John Cheever’s character Neddy Merrill traversed Westchester County by swimming from one backyard pool to the next; I’ve been sitting my way across New England, one Adirondack chair at a time. And if there’s anything I’ve learned in 15 years of dogged lounging, it’s this: You can’t tell an Adirondack chair by its appearance. You really have to sit in it. Some are too big. Many are too small. And some–very few, actually–are just right.

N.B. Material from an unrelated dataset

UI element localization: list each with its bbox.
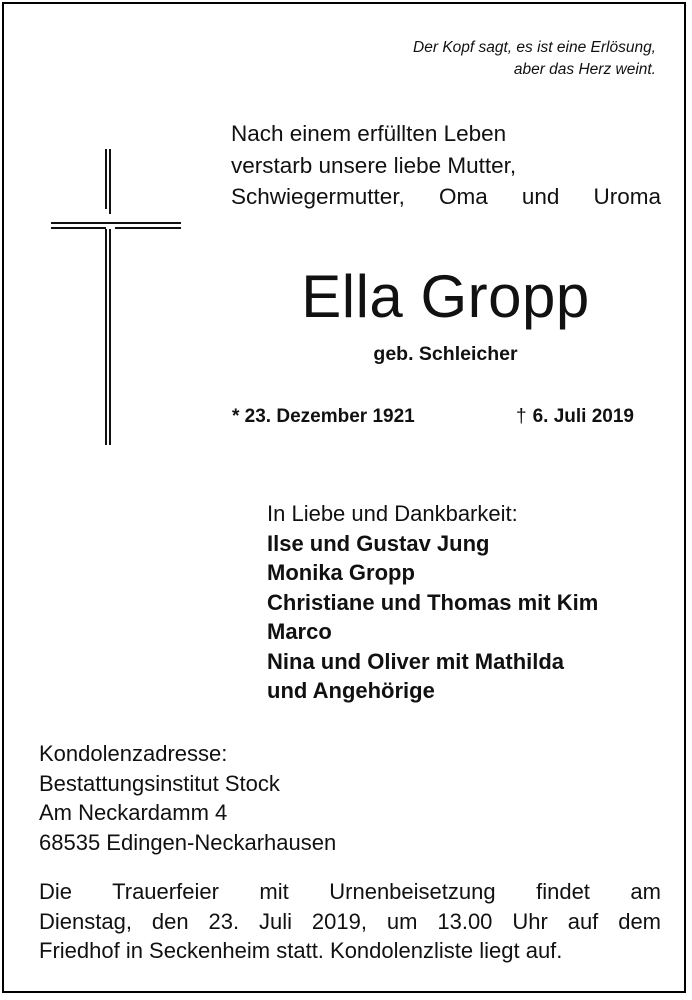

It’s not only a matter of angle and knee height. There are the materials to consider. The modern versions available in extruded plastic and sold at big-box stores are actually not bad-looking, and they’re pretty comfortable, too, but they lack the proper rigidity. Anyway, a late-afternoon squall will send them flying across the yard like tumbleweeds. That’s more than a minor flaw. An Adirondack chair needs ballast.

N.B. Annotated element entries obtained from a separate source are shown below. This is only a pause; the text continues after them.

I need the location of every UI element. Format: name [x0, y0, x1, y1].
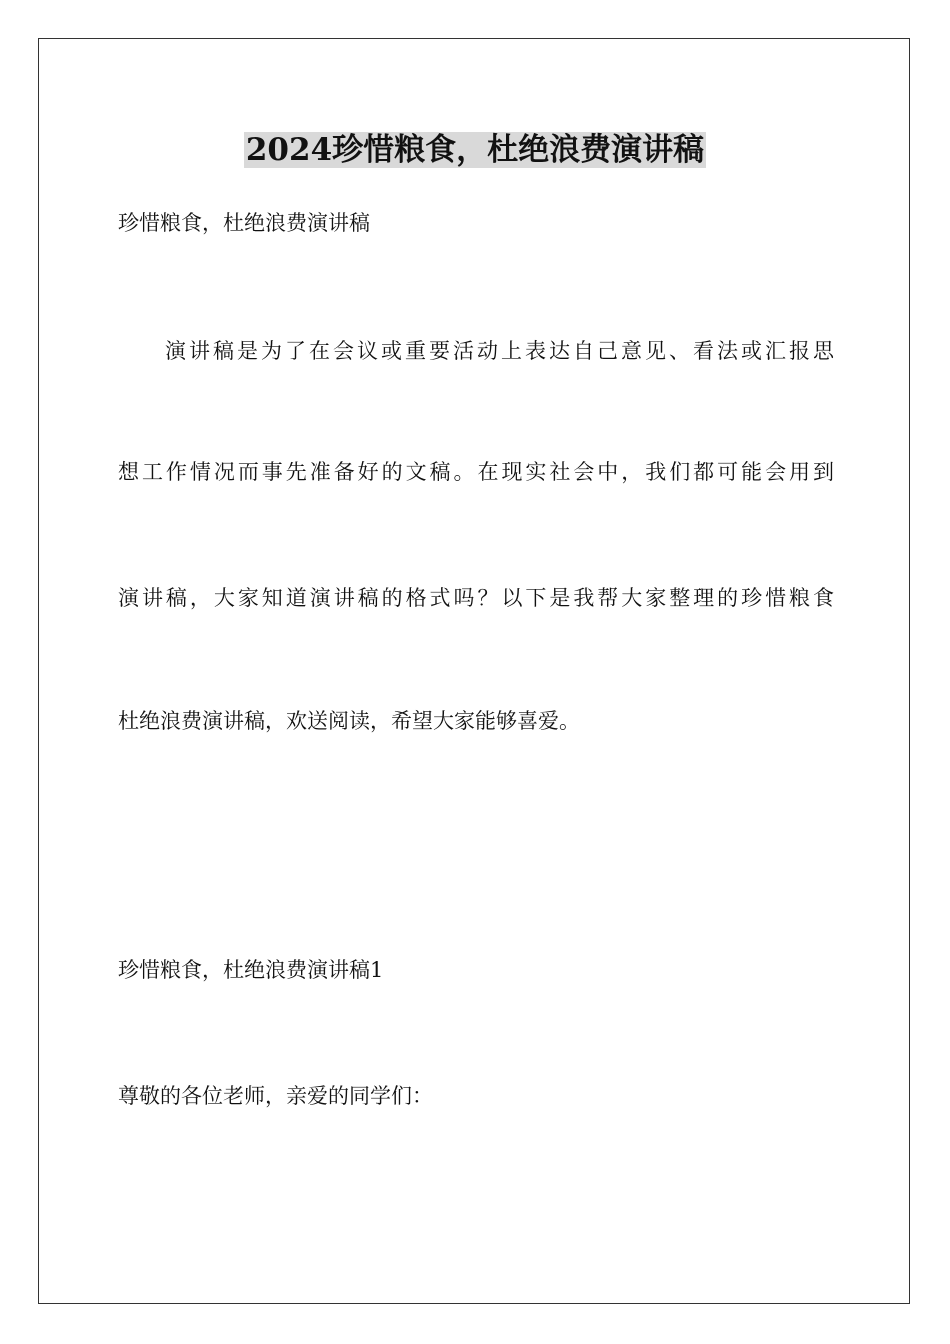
intro-paragraph-line-1: 演讲稿是为了在会议或重要活动上表达自己意见、看法或汇报思 — [165, 339, 834, 363]
document-subtitle: 珍惜粮食，杜绝浪费演讲稿 — [118, 211, 370, 235]
salutation: 尊敬的各位老师，亲爱的同学们： — [118, 1084, 433, 1108]
intro-paragraph-line-2: 想工作情况而事先准备好的文稿。在现实社会中，我们都可能会用到 — [118, 460, 834, 484]
intro-paragraph-line-4: 杜绝浪费演讲稿，欢送阅读，希望大家能够喜爱。 — [118, 709, 580, 733]
document-title — [0, 126, 950, 174]
document-title-text: 2024珍惜粮食，杜绝浪费演讲稿 — [245, 132, 705, 168]
intro-paragraph-line-3: 演讲稿，大家知道演讲稿的格式吗？以下是我帮大家整理的珍惜粮食 — [118, 586, 834, 610]
section-heading: 珍惜粮食，杜绝浪费演讲稿1 — [118, 958, 384, 982]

There are other considerations, like color. Green is good, with forest green the very best. Fire-engine red is cheerful. White is classic, but there’s the problem of glare. Yellow, not so much. A blue chair is, for some reason, always uncomfortable.
Here’s another important thing about Adirondack chairs: Where you put them has an outsized impact on their comfort. Place matters. Inside a house? Never. It’s like a spray-on tan–there’s something unsettlingly unnatural about an Adirondack chair with a roof over it. Adirondack chairs need to be outdoors and, ideally, should be set off by themselves–at the end of a dock that extends into a large lake, or on an open, grassy rise with views of distant mountains, or simply at the far edge of a suburban lawn.

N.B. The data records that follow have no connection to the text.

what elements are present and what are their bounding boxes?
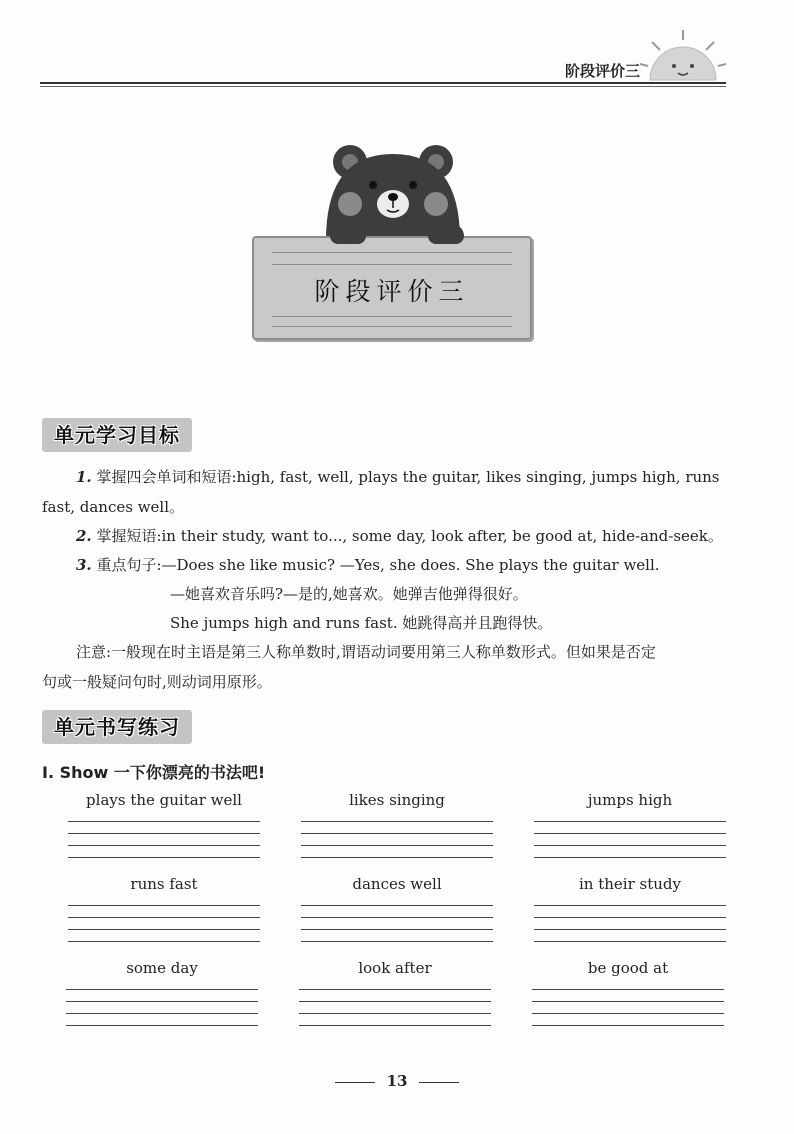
writing-word: runs fast xyxy=(130,875,198,893)
banner-line xyxy=(272,264,512,265)
title-banner xyxy=(252,236,532,340)
writing-box xyxy=(532,958,724,1026)
goal-item-3-sentence-2: She jumps high and runs fast. 她跳得高并且跑得快。 xyxy=(170,614,553,632)
writing-word: be good at xyxy=(587,959,669,977)
writing-word: jumps high xyxy=(587,791,673,809)
page-decoration-right xyxy=(419,1082,459,1083)
sun-icon xyxy=(640,28,730,88)
bear-left-paw xyxy=(330,224,366,244)
page-decoration-left xyxy=(335,1082,375,1083)
header-title: 阶段评价三 xyxy=(565,62,641,80)
writing-word: likes singing xyxy=(349,791,445,809)
writing-box xyxy=(66,958,258,1026)
goal-item-3-text: 重点句子:—Does she like music? —Yes, she does. She plays the guitar well. xyxy=(96,556,660,574)
bear-right-paw xyxy=(428,224,464,244)
banner-line xyxy=(272,252,512,253)
writing-word: look after xyxy=(358,959,432,977)
goal-item-2 xyxy=(76,525,723,546)
writing-word: some day xyxy=(126,959,198,977)
writing-box xyxy=(301,874,493,942)
writing-box xyxy=(534,790,726,858)
writing-box xyxy=(301,790,493,858)
writing-word: dances well xyxy=(352,875,442,893)
banner-title: 阶段评价三 xyxy=(314,277,470,306)
writing-box xyxy=(68,874,260,942)
note-line-1: 注意:一般现在时主语是第三人称单数时,谓语动词要用第三人称单数形式。但如果是否定 xyxy=(76,643,656,661)
goal-item-3-number: 3. xyxy=(76,556,92,574)
header-rule-thin xyxy=(40,86,726,87)
writing-box xyxy=(534,874,726,942)
writing-word: plays the guitar well xyxy=(86,791,242,809)
goal-item-3-translation: —她喜欢音乐吗?—是的,她喜欢。她弹吉他弹得很好。 xyxy=(170,585,528,603)
note-line-2: 句或一般疑问句时,则动词用原形。 xyxy=(42,673,272,691)
section-heading-writing: 单元书写练习 xyxy=(42,710,192,744)
exercise-title: Ⅰ. Show 一下你漂亮的书法吧! xyxy=(42,763,266,782)
writing-box xyxy=(299,958,491,1026)
goal-item-3 xyxy=(76,554,660,575)
banner-line xyxy=(272,316,512,317)
goal-item-2-number: 2. xyxy=(76,527,92,545)
banner-line xyxy=(272,326,512,327)
goal-item-1 xyxy=(76,466,720,487)
writing-word: in their study xyxy=(579,875,681,893)
page-number-footer xyxy=(0,1072,794,1090)
page-number: 13 xyxy=(386,1072,408,1090)
section-heading-goals: 单元学习目标 xyxy=(42,418,192,452)
writing-box xyxy=(68,790,260,858)
header-rule xyxy=(40,82,726,84)
goal-item-1-number: 1. xyxy=(76,468,92,486)
goal-item-1-text: 掌握四会单词和短语:high, fast, well, plays the guitar, likes singing, jumps high, runs xyxy=(96,468,720,486)
goal-item-1-cont: fast, dances well。 xyxy=(42,498,185,516)
goal-item-2-text: 掌握短语:in their study, want to..., some day, look after, be good at, hide-and-seek。 xyxy=(96,527,723,545)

The writer Paul Auster captured what for me is the ideal chair in his 2007 novel Travels in the Scriptorium, about a man whose memory has failed and who struggles to recall his past life. At one point, the character “closes his eyes [and] he is once again in the past, sitting in a wooden chair of some kind, an Adirondack chair he believes it is called, on a lawn somewhere in the country, some remote and rustic spot he cannot identify, with green grass all around him, and bluish mountains in the distance, and the weather is warm, warm in the way summer is warm, with a cloudless sky above and the sun pouring down on his skin …” That’s my memory of every Adirondack chair I’ve ever sat in, even those on misty spring days with a chilly north wind.
When I read that the first Adirondack chairs had been invented more than a century ago in Westport, New York, I drove there to find out what I could learn. I checked in at The Inn on the Library Lawn, and asked the host, Anthony Wheeler, whether he knew of anyone to whom I should talk about Adirondack chairs. His wife walked in, and he turned to her and asked, “You know anyone who knows anything about Westport chairs?”
So the first thing I learned was: In Westport, you don’t call them Adirondack chairs. (I’d learn later that you don’t call them Adirondack chairs in Ontario, either. There, they’re called Muskoka chairs.)
Westport is a quiet village that slouches along the shores of Lake Champlain, with breathtaking views of Vermont’s Green Mountains across the way. It has an 1880s library and a 1960s post office, and great, sloping lawns everywhere. That’s pretty much how it should be. The well-tended lawn is to Adirondack chairs what the savannah is to lions: their natural habitat, where you expect to see them ranging freely.
Wheeler directed me to Bruce Ware, who’s been a real-estate agent in Westport for many years. He filled me in on the history. Ware told me that Thomas Lee had a local hunting buddy named Harry Bunnell who was having trouble making ends meet during the long winters. Lee suggested he start making and selling his chairs. Bunnell did, perhaps a bit too eagerly. In 1905 he had the chairs patented under his own name and then started a manufacturing operation. (The patent reads, in part: “The object of this invention is a chair of the bungalow type adapted for use on porches, lawns, at camps, and also adapted to be converted into an invalid’s chair. A further object of the invention is to produce a strong, durable chair adapted to withstand rough usage and exposure to the weather.”)
The Bunnell chairs are suspiciously similar to Lee’s Westport chairs, but the long, rearward-facing back legs are more narrowly set than on Lee’s chairs. Ware has a Bunnell chair in his office across the street from his house. We walked over and examined it. Ware lifted an arm of the chair, then lifted an eyebrow. “It’s got stability problems,” he said, ominously. I detected a trace of longstanding grievance between the Lee and Bunnell clans.